Partners' Institution
University of Perugia
Reference
Gleick J. (1987), Chaos, It.trans., Caos, Milano: Rizzoli 1989.Gleick J. (1987), Chaos, It.trans., Caos, Milano: Rizzoli 1989.
Thematic Area
Systems thinking-Theoretical framework and assessment
DOI
Summary
This book is a mostly modern history of "Chaos'', tracing the ideas some of the most important theorists of this paradoxically holistic view of nature, which unfolds in terms of nonlinear dynamics, including the famous Butterfly Effect of Mitchell Feigenbaum, the fractal concept of Benoit Mandelbrot, which led to a new geometry of nature; and the snappy answer to Einstein by Joseph Ford, who contradicted Einstein’s claim that God does not play dice. Order gives way to chaos, whose deeply complex, disorderly and random stream of dynamics can nevertheless reveal hidden pockets of order within chaotic behavior. And yet not even the moons of Jupiter or Saturn maintain regular orbits, but move like stars do in unruly ellipses. Weather forecasts would be able to trace a path through the infinite states of the atmosphere if only similar starting points could be counted on to lead to similar end-points. Instead, like the fluttering of the butterfly’s wings might trigger a hurricane far away, small differences in starting points can lead to enormous, unpredictable differences in later conditions.

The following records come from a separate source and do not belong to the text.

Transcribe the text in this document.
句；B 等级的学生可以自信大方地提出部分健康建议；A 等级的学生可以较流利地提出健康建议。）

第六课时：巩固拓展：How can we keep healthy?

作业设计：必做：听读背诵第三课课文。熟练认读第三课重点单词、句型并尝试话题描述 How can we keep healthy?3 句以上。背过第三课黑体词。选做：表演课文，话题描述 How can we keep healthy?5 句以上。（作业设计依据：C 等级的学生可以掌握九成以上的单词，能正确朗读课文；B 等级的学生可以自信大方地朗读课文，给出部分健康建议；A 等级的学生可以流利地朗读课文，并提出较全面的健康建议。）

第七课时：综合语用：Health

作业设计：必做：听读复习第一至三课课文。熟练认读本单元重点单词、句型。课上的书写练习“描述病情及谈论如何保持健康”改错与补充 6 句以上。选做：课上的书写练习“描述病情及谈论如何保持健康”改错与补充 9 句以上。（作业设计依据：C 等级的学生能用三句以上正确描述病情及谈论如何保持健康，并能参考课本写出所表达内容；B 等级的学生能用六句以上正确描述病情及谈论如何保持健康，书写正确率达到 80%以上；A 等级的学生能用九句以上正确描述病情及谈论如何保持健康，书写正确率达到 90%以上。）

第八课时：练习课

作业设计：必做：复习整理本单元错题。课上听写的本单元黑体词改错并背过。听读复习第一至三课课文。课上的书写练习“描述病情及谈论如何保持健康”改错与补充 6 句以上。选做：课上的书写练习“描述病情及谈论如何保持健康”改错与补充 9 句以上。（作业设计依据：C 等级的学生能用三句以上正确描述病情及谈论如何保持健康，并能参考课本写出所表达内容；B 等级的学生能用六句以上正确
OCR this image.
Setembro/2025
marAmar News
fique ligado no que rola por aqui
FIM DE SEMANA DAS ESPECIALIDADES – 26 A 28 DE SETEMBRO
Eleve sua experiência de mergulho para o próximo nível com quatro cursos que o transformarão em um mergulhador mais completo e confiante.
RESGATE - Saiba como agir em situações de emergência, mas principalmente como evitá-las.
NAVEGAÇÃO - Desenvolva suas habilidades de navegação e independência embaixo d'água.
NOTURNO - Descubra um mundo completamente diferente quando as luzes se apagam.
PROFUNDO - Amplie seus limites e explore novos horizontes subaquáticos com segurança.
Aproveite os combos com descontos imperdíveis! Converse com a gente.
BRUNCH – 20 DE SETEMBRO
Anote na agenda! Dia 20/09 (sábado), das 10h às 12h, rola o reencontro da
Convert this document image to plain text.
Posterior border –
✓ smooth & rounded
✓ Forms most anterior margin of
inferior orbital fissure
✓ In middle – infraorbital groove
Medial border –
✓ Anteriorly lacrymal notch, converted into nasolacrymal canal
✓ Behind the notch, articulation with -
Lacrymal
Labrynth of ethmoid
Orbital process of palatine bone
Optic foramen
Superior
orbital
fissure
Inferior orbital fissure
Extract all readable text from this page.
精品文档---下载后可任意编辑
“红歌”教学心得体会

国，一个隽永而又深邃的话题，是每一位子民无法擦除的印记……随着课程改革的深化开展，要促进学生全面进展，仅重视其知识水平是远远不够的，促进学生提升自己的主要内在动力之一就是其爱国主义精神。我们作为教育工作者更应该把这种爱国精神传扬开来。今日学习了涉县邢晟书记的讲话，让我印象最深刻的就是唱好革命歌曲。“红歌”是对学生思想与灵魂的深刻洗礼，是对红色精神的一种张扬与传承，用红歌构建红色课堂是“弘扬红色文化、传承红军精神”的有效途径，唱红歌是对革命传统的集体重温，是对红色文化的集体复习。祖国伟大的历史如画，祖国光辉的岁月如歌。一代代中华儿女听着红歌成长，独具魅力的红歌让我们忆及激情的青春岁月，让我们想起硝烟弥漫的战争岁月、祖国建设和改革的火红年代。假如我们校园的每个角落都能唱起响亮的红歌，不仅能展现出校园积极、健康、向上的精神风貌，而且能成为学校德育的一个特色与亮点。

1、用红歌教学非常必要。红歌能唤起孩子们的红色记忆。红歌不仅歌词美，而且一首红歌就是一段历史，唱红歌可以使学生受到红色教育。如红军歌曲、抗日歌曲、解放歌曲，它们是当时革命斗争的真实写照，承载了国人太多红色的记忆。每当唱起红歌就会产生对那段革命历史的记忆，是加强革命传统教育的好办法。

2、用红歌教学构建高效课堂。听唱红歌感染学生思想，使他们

Gleick illustrates the deep connections that these theories have drawn, for example between the fields of chaos and fractal geometry, tying together parallels between the irregular asymmetry of wilderness or of weather turbulence and the rhythms of a human heartbeat, between the structure of snowflakes and the patterns carved in the desert by the wind. And when mathematics encounters nature, no predictions or calculations can be made, and the “laws” of complexity hold universally. The abstract can be understood through unfolding patterns that blossom into disorder, through flow, through shifts in shape, through motion set in motion.

Relevance for Complex Systems Knowledge
These ideas are now being used in interdisciplinary areas which were once thought to have been separate from physics and mathematics. It has been found, for example that the human body is a complex rhythmic system involving movement and oscillation. Changes in oscillation can create imbalances: there are invisible inner rhythms of the human body which can be correlated to chaos theory. Now some physiologists speak of dynamical diseases: disorders of systems, breakdowns in coordination or control.
Point of Strength
the story line that Gleick develops to introduce us to these chaos theorists as both men and scientists, and to their discoveries and theories, which permeate every area of study and of life itself, giving us a very human glimpse of an abstraction that is difficult to conceive. Chaos is everywhere.